DIGITAL LIBRARY
MAKING LEARNING FUN
Grand Valley State University / UNAN Managua (UNITED STATES)
About this paper:
Appears in: INTED2023 Proceedings
Publication year: 2023
Pages: 1825-1831
ISBN: 978-84-09-49026-4
ISSN: 2340-1079
doi: 10.21125/inted.2023.0517
Conference name: 17th International Technology, Education and Development Conference
Dates: 6-8 March, 2023
Location: Valencia, Spain
Abstract:
Many faculty groups talk about the difference in today’s students. To them it seems like a problem as they lament the old days. Maybe it is all a great opportunity. In a simplistic way this is all about four major factors that lead to a new and exciting future for education.

- Digital natives are in full bloom all over the world. When your students cried, they were, fed, changed, and handed a phone or a tablet with dancing characters on it.
- Universities will continue to receive Covid-19 children for a decade. The lost time in school continues to impact them and shape them into the future.
- Uncertain futures have always existed. However, the speed of change and the communication or problems everywhere rapidly makes uncertain futures more real to each young person in your class.
- Inclusion is important but are you talking only about multi-ethnic heritage, or do you mean inclusion of all economic ranges, of learning styles? What do you offer to those who are not word people, but picture people, oral learners, kinesthetic learners, or makers/builders? To the anxious, and shy? How does you class work for those of limited abilities?

Students seem to be seeking meaning and direction in their lives. Perhaps co-creating classes with your students is effective way to have the class more meaningful. You have to prepared to move at the pace that they are used to and to keep it lively and fun. Fun is the operative word here – they are used to snippets of movies, ideas etc. How do you make it fun for the digital natives? If you don’t, they will log on to something that is fun for them.
The covid children were socialized very differently than most of their professors were. The lost two or three important years in social development while they stayed at home to do schoolwork, play video games, watch t.v. etc. They seem to be hungry for contact for positive social interaction. How do you offer that in different forms.

What is the impact of the uncertainty of the world that they live in on the future of your students? Do they feel that they can do anything? Is what you are offering relevant to them? Do they see meaning in what you are sharing? Do they perceive how this can help them into the future with a job, with life, with dealing with the uncertainties that are sure to come.

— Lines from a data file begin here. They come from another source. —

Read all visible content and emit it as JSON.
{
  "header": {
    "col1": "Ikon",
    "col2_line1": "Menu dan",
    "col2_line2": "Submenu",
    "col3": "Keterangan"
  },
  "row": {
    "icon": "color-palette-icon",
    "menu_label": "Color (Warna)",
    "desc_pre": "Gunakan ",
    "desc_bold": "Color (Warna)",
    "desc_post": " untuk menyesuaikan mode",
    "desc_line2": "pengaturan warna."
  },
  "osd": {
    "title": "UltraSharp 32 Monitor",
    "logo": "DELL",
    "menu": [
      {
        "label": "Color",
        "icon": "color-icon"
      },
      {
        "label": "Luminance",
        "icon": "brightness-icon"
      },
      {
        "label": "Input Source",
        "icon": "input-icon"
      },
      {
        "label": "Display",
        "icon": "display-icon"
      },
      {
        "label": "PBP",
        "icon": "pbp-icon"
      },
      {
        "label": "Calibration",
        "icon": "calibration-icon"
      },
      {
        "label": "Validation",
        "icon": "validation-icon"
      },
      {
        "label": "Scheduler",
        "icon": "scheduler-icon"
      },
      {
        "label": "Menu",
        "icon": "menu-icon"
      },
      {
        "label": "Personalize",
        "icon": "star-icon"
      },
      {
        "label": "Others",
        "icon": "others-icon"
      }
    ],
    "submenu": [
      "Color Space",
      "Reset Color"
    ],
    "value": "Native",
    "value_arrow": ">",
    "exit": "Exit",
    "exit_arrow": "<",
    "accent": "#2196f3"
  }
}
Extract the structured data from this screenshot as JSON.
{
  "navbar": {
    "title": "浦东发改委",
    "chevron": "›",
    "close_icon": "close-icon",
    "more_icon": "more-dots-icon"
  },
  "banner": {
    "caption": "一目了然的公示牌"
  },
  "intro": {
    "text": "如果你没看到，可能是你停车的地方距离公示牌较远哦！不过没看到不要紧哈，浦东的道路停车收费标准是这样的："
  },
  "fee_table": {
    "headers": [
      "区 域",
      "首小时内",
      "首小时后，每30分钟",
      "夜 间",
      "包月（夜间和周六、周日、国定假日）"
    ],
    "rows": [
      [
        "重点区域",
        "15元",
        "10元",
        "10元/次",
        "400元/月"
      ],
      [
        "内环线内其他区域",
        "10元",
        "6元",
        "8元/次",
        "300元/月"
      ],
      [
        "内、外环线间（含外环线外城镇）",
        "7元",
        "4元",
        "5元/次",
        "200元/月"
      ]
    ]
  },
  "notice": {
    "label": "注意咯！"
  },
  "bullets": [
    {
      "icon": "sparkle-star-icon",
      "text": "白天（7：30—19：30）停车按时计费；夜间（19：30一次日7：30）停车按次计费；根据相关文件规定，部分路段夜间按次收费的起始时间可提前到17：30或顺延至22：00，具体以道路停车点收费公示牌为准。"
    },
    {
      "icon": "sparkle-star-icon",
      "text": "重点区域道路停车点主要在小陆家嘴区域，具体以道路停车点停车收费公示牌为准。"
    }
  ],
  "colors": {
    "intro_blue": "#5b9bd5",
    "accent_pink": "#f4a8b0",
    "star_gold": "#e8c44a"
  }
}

It is time to move from what we know to what do they need to know? We often sit with a textbook and adjust old lectures to fit. Suppose you think of your job as a coach training them for life out in the world. What do they need to know about your subject at the end of the first quarter of the 21st century. You may want to argue that in the case of your subject only facts matter – however facts we get right off the phone in our pockets. Why does a young person need to know whatever is in your lecture? In 2023 is it our job to prepare them for life or for starting out in life beyond the university?

This paper explores a positive and optimistic image of the students of today. It looks at how you can help them to be more engaged in a meaningful class. It talks about the use of technology, play, and co creation with your students in the classroom.
Keywords:
Co-creation, Digital Natives, Covid-19 children, Uncertainty, Inclusion.